The two-engined, thirty-seven-seater aircraft shuddered in the wind as it tilted to circle Loch a Tuath in preparation for landing on the short, windswept runway at Stornoway airport. As they emerged from thick, low cloud, Fin looked down at a slate-grey sea breaking white over the fingers of black rock that reached out from the Eye Peninsula, the ragged scrap of land they called Point. He saw the familiar patterns carved into the landscape, like the trenches which had so characterized the Great War, though men had dug these ditches not for war but for warmth. Centuries of peat cutting had left their distinctive scarring on the endless acres of otherwise featureless bogland. The water in the bay below looked cold, ridged by the wind that blew uninterrupted across it. Fin had forgotten about the wind, that tireless assault blowing in across three thousand miles of Atlantic. Beyond the shelter of Stornoway harbour there was barely a tree on the island.

On the hour-long flight, he had tried not to think.
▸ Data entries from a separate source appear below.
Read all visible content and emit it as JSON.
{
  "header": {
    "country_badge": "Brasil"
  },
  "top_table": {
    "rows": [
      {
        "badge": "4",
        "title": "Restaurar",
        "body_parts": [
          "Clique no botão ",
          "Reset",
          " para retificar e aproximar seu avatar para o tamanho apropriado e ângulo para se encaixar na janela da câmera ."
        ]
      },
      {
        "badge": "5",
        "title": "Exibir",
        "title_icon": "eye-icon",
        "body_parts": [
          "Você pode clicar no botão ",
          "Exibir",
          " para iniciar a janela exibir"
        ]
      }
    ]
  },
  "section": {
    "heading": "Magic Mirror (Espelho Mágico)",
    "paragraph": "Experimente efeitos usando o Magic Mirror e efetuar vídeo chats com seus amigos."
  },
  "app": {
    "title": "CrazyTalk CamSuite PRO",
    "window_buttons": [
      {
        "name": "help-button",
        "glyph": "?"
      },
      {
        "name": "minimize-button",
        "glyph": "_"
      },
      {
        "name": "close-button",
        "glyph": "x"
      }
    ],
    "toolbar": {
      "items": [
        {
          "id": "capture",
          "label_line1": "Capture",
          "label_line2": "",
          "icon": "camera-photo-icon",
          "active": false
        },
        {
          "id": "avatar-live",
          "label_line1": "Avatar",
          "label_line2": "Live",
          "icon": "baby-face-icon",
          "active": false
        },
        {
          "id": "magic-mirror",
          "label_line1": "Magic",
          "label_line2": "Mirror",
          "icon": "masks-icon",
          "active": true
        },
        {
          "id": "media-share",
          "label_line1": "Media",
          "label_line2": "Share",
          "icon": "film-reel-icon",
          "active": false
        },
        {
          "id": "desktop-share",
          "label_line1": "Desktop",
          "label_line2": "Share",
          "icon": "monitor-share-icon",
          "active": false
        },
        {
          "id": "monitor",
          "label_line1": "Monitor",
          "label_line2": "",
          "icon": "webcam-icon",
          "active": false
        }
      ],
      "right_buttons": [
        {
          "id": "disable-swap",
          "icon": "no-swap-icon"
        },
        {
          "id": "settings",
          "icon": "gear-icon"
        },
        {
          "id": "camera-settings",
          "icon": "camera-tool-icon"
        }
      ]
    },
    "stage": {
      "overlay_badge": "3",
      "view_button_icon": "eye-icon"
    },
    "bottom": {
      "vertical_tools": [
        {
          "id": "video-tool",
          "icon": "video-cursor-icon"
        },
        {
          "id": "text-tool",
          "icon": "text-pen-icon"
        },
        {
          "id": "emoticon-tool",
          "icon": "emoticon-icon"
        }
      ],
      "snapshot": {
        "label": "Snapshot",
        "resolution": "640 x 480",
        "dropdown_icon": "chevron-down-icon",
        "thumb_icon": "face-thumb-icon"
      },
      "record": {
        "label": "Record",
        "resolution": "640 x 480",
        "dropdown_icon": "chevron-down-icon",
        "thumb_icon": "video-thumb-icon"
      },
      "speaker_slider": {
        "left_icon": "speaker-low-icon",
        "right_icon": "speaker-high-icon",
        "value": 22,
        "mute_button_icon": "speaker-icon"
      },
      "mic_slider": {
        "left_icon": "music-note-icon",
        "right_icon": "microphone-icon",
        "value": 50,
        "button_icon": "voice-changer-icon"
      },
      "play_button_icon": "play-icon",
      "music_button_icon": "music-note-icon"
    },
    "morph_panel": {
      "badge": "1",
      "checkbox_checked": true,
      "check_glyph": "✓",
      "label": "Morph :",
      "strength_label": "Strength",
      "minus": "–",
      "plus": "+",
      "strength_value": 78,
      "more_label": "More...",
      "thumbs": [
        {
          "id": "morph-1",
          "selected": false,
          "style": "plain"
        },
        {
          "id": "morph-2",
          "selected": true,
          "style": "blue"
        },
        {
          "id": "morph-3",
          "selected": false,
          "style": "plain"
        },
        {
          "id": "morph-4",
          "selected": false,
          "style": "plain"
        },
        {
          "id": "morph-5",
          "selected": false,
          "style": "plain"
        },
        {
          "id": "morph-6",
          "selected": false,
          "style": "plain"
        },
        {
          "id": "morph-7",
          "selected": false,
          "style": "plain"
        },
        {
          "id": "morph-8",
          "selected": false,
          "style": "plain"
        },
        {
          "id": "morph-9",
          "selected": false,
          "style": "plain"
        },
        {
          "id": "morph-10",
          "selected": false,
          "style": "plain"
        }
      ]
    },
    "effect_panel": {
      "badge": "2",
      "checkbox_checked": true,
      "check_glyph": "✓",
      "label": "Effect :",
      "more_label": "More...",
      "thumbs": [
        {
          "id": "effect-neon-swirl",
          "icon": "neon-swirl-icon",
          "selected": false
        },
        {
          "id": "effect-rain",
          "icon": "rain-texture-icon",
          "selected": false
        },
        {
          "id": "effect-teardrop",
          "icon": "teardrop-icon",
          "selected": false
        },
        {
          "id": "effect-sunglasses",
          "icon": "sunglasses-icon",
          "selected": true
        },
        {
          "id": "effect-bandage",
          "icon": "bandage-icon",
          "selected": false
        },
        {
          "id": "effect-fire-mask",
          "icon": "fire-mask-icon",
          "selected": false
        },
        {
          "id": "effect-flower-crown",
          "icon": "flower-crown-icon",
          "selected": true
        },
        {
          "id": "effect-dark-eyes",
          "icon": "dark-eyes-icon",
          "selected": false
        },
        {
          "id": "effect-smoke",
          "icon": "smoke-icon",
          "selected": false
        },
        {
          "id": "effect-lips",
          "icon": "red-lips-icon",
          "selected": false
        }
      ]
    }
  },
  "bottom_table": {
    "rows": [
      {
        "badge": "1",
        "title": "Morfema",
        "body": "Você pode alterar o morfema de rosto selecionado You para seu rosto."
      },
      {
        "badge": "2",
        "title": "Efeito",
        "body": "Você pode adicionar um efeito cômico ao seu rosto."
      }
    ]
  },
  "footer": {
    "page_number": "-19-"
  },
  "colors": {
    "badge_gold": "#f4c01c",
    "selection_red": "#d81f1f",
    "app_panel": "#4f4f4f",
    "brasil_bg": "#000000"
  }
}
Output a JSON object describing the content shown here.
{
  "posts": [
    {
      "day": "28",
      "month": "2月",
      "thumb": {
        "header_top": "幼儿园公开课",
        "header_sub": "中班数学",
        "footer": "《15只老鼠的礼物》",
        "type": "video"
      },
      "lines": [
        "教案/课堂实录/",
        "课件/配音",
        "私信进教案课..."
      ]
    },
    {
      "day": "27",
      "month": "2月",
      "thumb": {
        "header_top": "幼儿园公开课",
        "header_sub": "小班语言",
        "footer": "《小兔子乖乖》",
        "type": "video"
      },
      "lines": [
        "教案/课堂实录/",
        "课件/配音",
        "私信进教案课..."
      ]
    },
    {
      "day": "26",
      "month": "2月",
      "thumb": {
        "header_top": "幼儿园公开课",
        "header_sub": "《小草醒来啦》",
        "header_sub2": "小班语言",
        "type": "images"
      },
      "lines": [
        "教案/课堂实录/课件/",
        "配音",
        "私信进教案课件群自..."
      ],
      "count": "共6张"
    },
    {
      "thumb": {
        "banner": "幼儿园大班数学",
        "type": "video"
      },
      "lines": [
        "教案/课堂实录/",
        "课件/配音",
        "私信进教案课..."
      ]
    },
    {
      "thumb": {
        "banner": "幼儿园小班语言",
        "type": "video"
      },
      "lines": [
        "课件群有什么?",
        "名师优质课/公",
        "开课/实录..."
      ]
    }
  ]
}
Neither to anticipate his return to the island of his birth, nor to replay the dreadful silence which had accompanied his departure from home. Mona had spent the night in Robbie’s room. He had heard her crying from the other end of the hall as he packed. In the morning he had left without a word, and as he pulled the front door shut behind him knew that he had closed it not only on Mona, but on a chapter of his life he wished had never been written.

Now, seeing the familiar Nissen huts on the airfield below, and the unfamiliar new ferry terminal shining in the distance, Fin felt a rush of emotion. It had been so very long, and he was unprepared for the sudden flood of memories that almost overwhelmed him.